É curioso como a vida nos ensina. Cada objeto empoeirado em minha estante, cada pessoa "complicada" em minha lista de contatos, são tesouros esperando o momento certo para brilhar. Vejo agora que minha tendência para acumular não é um defeito, mas uma forma única de enxergar o potencial escondido em tudo e em todos.

Confesso que nem sempre foi fácil. Houve momentos em que me senti sobrecarregado, tanto pelos objetos quanto pelas relações que mantinha. Mas aprendi a filtrar, a organizar, a dar espaço tanto físico quanto emocional para o que realmente importa. O acúmulo não é só físico, mas emocional. Guardar memórias, experiências e, principalmente, paciência com aqueles que são difíceis. Tudo isso cria uma rede de suporte invisível, uma base de segurança que me permite enfrentar o inesperado com mais tranquilidade.

Hoje, olho para minha casa e para minha vida com outros olhos. Cada canto conta uma história, cada pessoa em minha vida, por mais "difícil" que seja, tem um propósito. Sou um colecionador de possibilidades, um guardião de potenciais inexplorados.

E você, caro leitor? Já parou para pensar no valor oculto das coisas e pessoas que o cercam? Talvez seja hora de olhar com mais carinho para aquele objeto esquecido no fundo do armário ou para aquela pessoa que todos evitam. Quem sabe, como a chave inglesa enferrujada ou a Dona Zulmira, eles não sejam exatamente o que você precisará um dia?

Lembre-se: num mundo que valoriza o descartável, há uma sabedoria profunda em saber guardar. Não apenas coisas, mas momentos, pessoas e possibilidades. Afinal, a vida tem uma maneira curiosa de nos surpreender, e é nas entrelinhas do cotidiano que encontramos as maiores riquezas.

Então, a próxima vez que alguém te chamar de acumulador, não veja isso como um insulto. Encare como um elogio à sua capacidade de ver valor onde ninguém mais vê. E continue a guardar aquelas peças velhas e amizades difíceis. Um dia, você vai precisar delas, e vai estar preparado. Afinal, como dizia meu avô, quem guarda o que não quer, tem o que precisa. E essa é uma verdade que levo comigo todos os dias.
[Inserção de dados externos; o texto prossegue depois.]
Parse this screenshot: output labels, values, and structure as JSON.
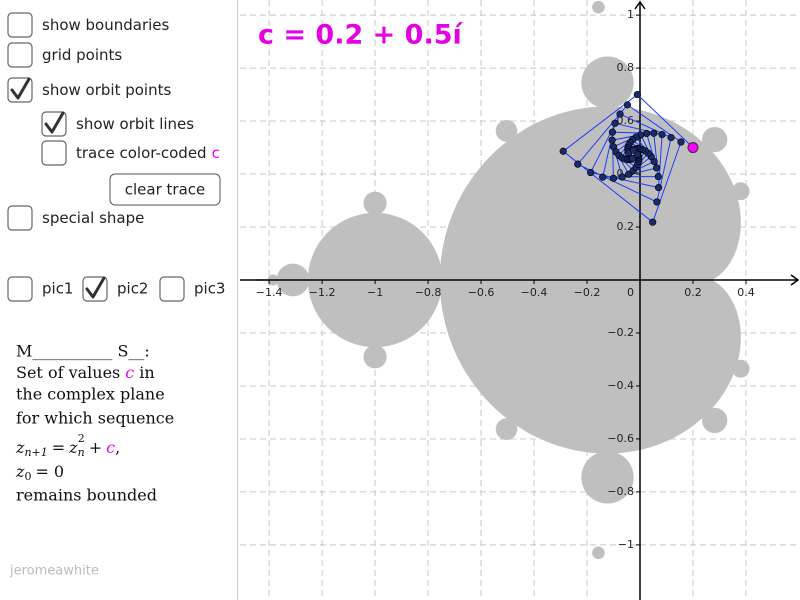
{
  "title": "c = 0.2 + 0.5í",
  "controls": [
    {
      "label": "show boundaries",
      "checked": false
    },
    {
      "label": "grid points",
      "checked": false
    },
    {
      "label": "show orbit points",
      "checked": true
    },
    {
      "label": "show orbit lines",
      "checked": true
    },
    {
      "label": "trace color-coded",
      "suffix": "c",
      "checked": false
    },
    {
      "label": "special shape",
      "checked": false
    }
  ],
  "button": "clear trace",
  "pics": [
    {
      "label": "pic1",
      "checked": false
    },
    {
      "label": "pic2",
      "checked": true
    },
    {
      "label": "pic3",
      "checked": false
    }
  ],
  "description": {
    "heading": "M__________ S__:",
    "line1_pre": "Set of values",
    "line1_c": "c",
    "line1_post": "in",
    "line2": "the complex plane",
    "line3": "for which sequence",
    "recurrence": {
      "z": "z",
      "sub": "n+1",
      "eq": "=",
      "z2": "z",
      "sub2": "n",
      "sup": "2",
      "plus": "+",
      "c": "c",
      "comma": ","
    },
    "init": {
      "z": "z",
      "sub": "0",
      "eq": "= 0"
    },
    "line4": "remains bounded"
  },
  "credit": "jeromeawhite",
  "graph": {
    "xlim": [
      -1.51,
      0.604
    ],
    "ylim": [
      -1.208,
      1.057
    ],
    "xticks": [
      {
        "value": -1.4,
        "label": "−1.4"
      },
      {
        "value": -1.2,
        "label": "−1.2"
      },
      {
        "value": -1,
        "label": "−1"
      },
      {
        "value": -0.8,
        "label": "−0.8"
      },
      {
        "value": -0.6,
        "label": "−0.6"
      },
      {
        "value": -0.4,
        "label": "−0.4"
      },
      {
        "value": -0.2,
        "label": "−0.2"
      },
      0,
      0.2,
      0.4
    ],
    "yticks": [
      1,
      0.8,
      0.6,
      0.4,
      0.2,
      {
        "value": -0.2,
        "label": "−0.2"
      },
      {
        "value": -0.4,
        "label": "−0.4"
      },
      {
        "value": -0.6,
        "label": "−0.6"
      },
      {
        "value": -0.8,
        "label": "−0.8"
      },
      {
        "value": -1,
        "label": "−1"
      }
    ],
    "point": {
      "x": 0.2,
      "y": 0.5
    }
  }
}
Questões Discursivas sobre o Valor do Acumular e das Relações Humanas:

1. Com base na história do autor, como a visão de mundo de quem "guarda o que não quer" pode ser enriquecedora e desafiadora?

2. De acordo com o texto, quais os aprendizados que podemos tirar da importância de valorizar pessoas consideradas "difíceis" ou "intratáveis" pela sociedade?